Surely the school didn’t operate without student records of any kind? I still hadn’t seen any computers that might have held digital files either. How did they even find out about people like Cade and Ryo to offer them scholarships? Maybe there was a separate room just for records in the building somewhere…

I was just shutting the last drawer on the desk when footsteps rasped against the floor outside. My heart lurched. I darted around the desk, meaning to wait by the door to listen for when the passerby had moved on, but they were coming straight to me. The knob turned.

There wasn’t really anywhere to hide where I could count on going undiscovered, and it’d look a hell of a lot worse if I made it clear I knew I was doing something shady. I stepped closer to the sofa and bent over it just as the door opened.

I straightened up with a little jump as if startled. Dean Wainhouse peered at me and flicked on the light. “Miss Corbyn. What are you doing in here?”

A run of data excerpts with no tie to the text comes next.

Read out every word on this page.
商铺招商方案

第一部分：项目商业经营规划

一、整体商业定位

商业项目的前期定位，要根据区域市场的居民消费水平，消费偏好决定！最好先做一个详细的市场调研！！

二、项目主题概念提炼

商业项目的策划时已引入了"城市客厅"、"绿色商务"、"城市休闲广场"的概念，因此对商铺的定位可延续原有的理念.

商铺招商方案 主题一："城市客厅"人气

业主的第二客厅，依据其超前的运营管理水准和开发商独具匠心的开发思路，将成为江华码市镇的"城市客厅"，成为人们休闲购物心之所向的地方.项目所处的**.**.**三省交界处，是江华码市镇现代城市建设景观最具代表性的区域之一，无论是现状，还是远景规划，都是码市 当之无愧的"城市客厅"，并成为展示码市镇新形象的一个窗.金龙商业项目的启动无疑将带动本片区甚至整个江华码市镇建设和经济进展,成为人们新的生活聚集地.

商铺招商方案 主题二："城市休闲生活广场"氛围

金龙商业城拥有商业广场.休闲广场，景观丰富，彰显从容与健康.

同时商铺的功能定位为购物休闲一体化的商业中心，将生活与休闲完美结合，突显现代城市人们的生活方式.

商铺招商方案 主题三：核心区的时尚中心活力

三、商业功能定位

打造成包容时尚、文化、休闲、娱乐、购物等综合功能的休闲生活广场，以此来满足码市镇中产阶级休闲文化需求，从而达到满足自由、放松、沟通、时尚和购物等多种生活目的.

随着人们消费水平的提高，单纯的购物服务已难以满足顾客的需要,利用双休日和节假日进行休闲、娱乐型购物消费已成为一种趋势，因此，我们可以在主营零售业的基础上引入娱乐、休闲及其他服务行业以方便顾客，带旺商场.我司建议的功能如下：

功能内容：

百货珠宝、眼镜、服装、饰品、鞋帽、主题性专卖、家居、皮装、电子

“I’m so sorry,” I said, channeling my nerves into awkwardness. I motioned toward the sitting area. “I couldn’t find something I brought with me, and I got the idea I might have left it in here when I was first talking to you, so I came down to check… The door wasn’t locked. I didn’t want to bother anyone.”

I couldn’t tell from the dean’s steady gaze whether he believed me or not. “I would prefer if you have inquiries regarding this room that you wait until proper office hours,” he said. “Did you find your item?”

“No. I guess it’s just lost.”

“Let me know what it is, and I’ll keep an eye out.”

Oh. Er. “It was just a pen,” I said, grasping for the first thing that popped into my head that I could conceivably have misplaced. “A pretty one with this silver vine pattern on it, kind of like my tattoo.” I pulled my sleeve up high enough to show what I meant. “One of my friends gave it to me. If you do find it, that would be great!”

“I’ll let you know if I do. You’d better get back to your bed now.”

Those last words came out in a subtly commanding tone that didn’t leave any room for argument. I gave a little laugh and hurried past him into the foyer with another mumbled apology.

It felt too risky to poke around anymore tonight now that he was up and knew I’d been roaming around too. I meant to at least scan the halls as I went up for a door I hadn’t gone past yet that might hold those elusive records, but by the time I’d climbed the first couple of steps, a dull ache had formed behind the bridge of my nose. As I continued on, the headache spread behind my eyes and through my skull with a throbbing pressure.